Skippers, tourists shrug at N.Y. capsizing
Tarpon tour boat operators say the tragic boat accident on New York's Lake George hasn't kept tourists away.
By YUXING ZHENG
Published October 8, 2005
TARPON SPRINGS - Up to a million visitors a year come to the Tarpon Springs Sponge Docks for Greek pastry, aquatic souvenirs and, often, a ride on a tour boat.
This week, if any of those visitors paused before boarding a boat for a ride on the Anclote River, it didn't show. Of course, they had heard of Sunday's tour boat tragedy on Lake George, N.Y., that killed 20 elderly passengers.
But that wasn't on their minds.
"When my time comes, it comes whichever way it comes," said William Grant, 64, a visitor from Newcastle, England, who rode the Island Star tour boat Tuesday afternoon. "You feel bad (for the victims), but it can happen any time."
Authorities in New York were investigating what went wrong with the Ethan Allen and why the boat set sail with only one crew member instead of the required two. But tour boat operators in Tarpon Springs said news of the disaster hasn't affected their businesses.
Then again, "there is no business now anyway, so it's really hard to tell," said George Billiris, 78, owner of the St. Nicholas tour boat.
The tours cost from $8 for adults on Billiris' boat to $10 or $13 per adult on other boats. Tour schedules vary with the season and the weather.
The St. Nicholas can carry 53 people and is much different from the capsized glass-enclosed, one-level Ethan Allen, Billiris said. His boat is a Mediterranean-style sponge-diving boat with a wooden hull and round bottom. And unlike the Ethan Allen, which operated Sunday with only one crew member, the St. Nicholas always goes out with four crew members.
Suzanne Upchurch, co-owner of Sun Line Cruises, which operates the double-hull, forest-green and white Island Star catamaran boat, said the Ethan Allen incident has done little to affect her business.
"We've had a couple of people say they're worried, but we operate a different boat," said Upchurch, 50, who suspected the Ethan Allen was structurally unsound.

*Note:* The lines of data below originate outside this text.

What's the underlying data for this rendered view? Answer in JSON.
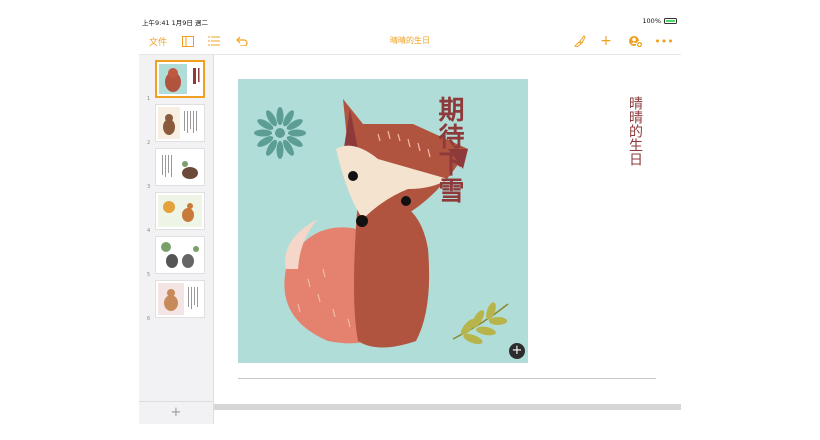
{
  "status": {
    "time": "上午9:41  1月9日 週二",
    "battery": "100%"
  },
  "toolbar": {
    "documents_label": "文件",
    "title": "晴晴的生日"
  },
  "sidebar": {
    "slides": [
      "1",
      "2",
      "3",
      "4",
      "5",
      "6"
    ]
  },
  "slide": {
    "headline": "期待下雪",
    "subhead": "晴晴的生日"
  },
  "add_slide_label": "+",
  "add_media_label": "+",
  "colors": {
    "accent": "#f0a020",
    "title_text": "#8e3a3a",
    "image_bg": "#b1ddd8"
  }
}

The U.S. Coast Guard in Florida inspects tour boats that carry 150 or fewer people about once a year, said Lt. Cmdr. Chris O'Neil, spokesman for the Coast Guard's 7th District, which includes Florida. But the length of time between inspections varies with a vessel's age and construction.
Beyond the annual inspections, tour boat operators must also complete a certificate of inspection at least once every five years, O'Neil said. During those inspections, the Coast Guard inspects a boat's emergency procedures and conducts drills with the boat's crew to ensure members are properly trained.
Inspections also occur every time the boat undergoes repairs to a critical system, such as the fuel line, he said.
The captain of the Island Wind said his two-deck catamaran tour boat complies with all safety codes. If the boat capsizes, a special device atop the boat detects the water and sends a signal relaying the boat's location to emergency officials, said John Danapas Jr., 53. Nobody has fallen overboard in the 11 years he has worked for Island Wind, Danapas said.
None of the three boats is required to have passengers wear life jackets, operators of all three boats said, but they carry more jackets than their boats' maximum capacity.
Sunday's incident is rare, Upchurch said, much rarer than the hurricanes that have done little to dampen visitors' enthusiasm for the Sponge Docks.
"If hurricanes can't do it, one boat in New York can't," she said.